Langage des acteurs, langage des historiens : de quoi parlent les sources judiciaires ?

VI. Archives judiciaires et écriture de l’histoire
Commentaire : Langage des acteurs, langage des historiens : de quoi parlent les sources judiciaires ?
Simona Cerutti est directrice d’études à l’EHESS, membre du Centre de recherches historiques (lien)

7 Le premier problème qui se présente au chercheur qui veut étudier le traitement judiciaire de l’inceste sur un long XIXe siècle, est celui du silence des sources. Il s’agit d’un silence législatif, une sorte de refoulement de l’inceste des champs judiciaires, que l’historien se doit de comprendre et d’expliquer. Ni crime contre la morale, ni crime contre la personne, au début du siècle l’inceste est défini et poursuivi essentiellement comme un abus d’autorité parentale ; l’enjeu de la répression de ce comportement tient essentiellement à la possibilité de charpenter une définition légale de l’autorité, donc d’une valeur considérée comme essentielle au bon déroulement de la vie sociale. Et en effet, nous montre F. Giuliani, ce que les juristes voient dans l’inceste est avant tout la rupture d’un lien social, d’un contrat que l’agresseur aurait enfreint ; ils n’en occultent pas les traces, mais l’incorporent dans des délits concernant le bien du public, et l’attentat à la pudeur. Du coup le travail de l’historien pour repérer la réalité et l’éventuelle diffusion du délit, doit prendre des chemins détournés, en forçant les sources à délivrer des informations qui n’étaient pas au cœur de leur construction. Peut-on étudier un comportement que nous qualifions de criminel alors qu’il n’a pas connu de qualification pénale ? En d’autres termes, peut-on faire parler les sources en leur extorquant des informations au-delà des intentions de leurs rédacteurs ?

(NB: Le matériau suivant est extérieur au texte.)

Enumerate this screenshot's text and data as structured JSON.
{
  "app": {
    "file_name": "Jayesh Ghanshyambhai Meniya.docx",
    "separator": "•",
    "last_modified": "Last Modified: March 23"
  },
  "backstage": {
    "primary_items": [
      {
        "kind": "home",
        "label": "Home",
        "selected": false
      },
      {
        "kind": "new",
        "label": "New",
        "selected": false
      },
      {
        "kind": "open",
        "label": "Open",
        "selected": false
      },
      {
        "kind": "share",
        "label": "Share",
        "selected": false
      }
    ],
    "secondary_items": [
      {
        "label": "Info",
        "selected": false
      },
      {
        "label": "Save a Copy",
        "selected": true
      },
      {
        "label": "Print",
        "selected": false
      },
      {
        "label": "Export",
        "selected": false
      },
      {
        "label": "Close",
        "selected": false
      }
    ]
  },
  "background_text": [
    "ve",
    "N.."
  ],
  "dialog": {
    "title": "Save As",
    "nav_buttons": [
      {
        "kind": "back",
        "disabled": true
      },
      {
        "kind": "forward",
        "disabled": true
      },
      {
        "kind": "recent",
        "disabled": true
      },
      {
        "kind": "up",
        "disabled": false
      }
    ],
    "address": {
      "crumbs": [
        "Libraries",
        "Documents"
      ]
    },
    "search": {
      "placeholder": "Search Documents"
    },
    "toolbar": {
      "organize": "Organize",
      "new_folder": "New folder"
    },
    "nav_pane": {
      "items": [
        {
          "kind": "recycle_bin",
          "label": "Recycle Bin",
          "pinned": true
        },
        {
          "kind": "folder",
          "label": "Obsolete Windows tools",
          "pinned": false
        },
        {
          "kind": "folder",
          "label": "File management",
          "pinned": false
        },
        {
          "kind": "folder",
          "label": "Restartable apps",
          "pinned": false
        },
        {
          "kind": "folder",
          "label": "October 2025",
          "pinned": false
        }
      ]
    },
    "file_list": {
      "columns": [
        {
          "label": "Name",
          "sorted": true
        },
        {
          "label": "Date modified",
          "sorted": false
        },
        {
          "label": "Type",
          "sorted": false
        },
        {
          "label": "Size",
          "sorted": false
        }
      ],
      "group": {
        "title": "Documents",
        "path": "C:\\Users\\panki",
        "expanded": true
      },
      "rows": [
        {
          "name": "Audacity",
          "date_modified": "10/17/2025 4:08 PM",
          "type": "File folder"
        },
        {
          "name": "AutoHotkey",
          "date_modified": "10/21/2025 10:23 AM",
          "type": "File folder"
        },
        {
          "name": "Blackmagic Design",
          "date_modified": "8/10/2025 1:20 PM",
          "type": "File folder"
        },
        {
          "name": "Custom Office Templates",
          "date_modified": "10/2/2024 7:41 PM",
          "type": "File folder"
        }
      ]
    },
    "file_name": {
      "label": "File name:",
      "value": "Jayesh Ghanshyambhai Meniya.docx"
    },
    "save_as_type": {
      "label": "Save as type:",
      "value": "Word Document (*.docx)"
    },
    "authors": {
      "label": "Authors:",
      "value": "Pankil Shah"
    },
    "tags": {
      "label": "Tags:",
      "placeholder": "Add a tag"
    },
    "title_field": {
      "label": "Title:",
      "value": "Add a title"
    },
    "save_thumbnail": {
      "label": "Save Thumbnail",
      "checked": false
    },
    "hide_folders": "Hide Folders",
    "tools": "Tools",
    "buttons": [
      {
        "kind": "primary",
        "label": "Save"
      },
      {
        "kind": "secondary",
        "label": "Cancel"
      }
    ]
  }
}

8 La réponse, positive, de F. Giuliani est le produit d’un parcours de recherche mené à travers cette lecture « à rebrousse poil » que nous venons d’évoquer. Celle-ci permet non seulement de retrouver les traces des comportements incestueux, mais aussi d’« étudier le décalage ente ce qui est prescrit par la loi et les comportements des hommes de loi ». Ces derniers, nous montre F. Giuliani, refusant toute assimilation de l’inceste aux épisodes de violence ordinaire, élaborèrent des systèmes de preuves spécifiques et originaux par rapport aux prescriptions officielles. La mise en lumière de cette « conscience judiciaire » constitue un résultat important, qui à lui seul confirme le bien fondé d’un choix méthodologique qui consiste à croiser constamment le questionnement sur l’existence et la perception du phénomène « inceste » au cœur de la société, avec l’étude de la construction juridique du crime. Cette même dialectique permet de découvrir la pluralité des voix qui se levèrent pour dénoncer la violence de l’inceste (depuis le cercle des médecins, aux littéraires etc.), en contribuant activement à la fabrication du « crime », poursuivi en justice. Le Code pénal fut bien loin « d’être la seule source légitime » de qualification judiciaire. La construction du champ légal, du coup, plutôt que d’être le monopole des juristes, apparaît comme le résultat d’une convergence de voix disparates.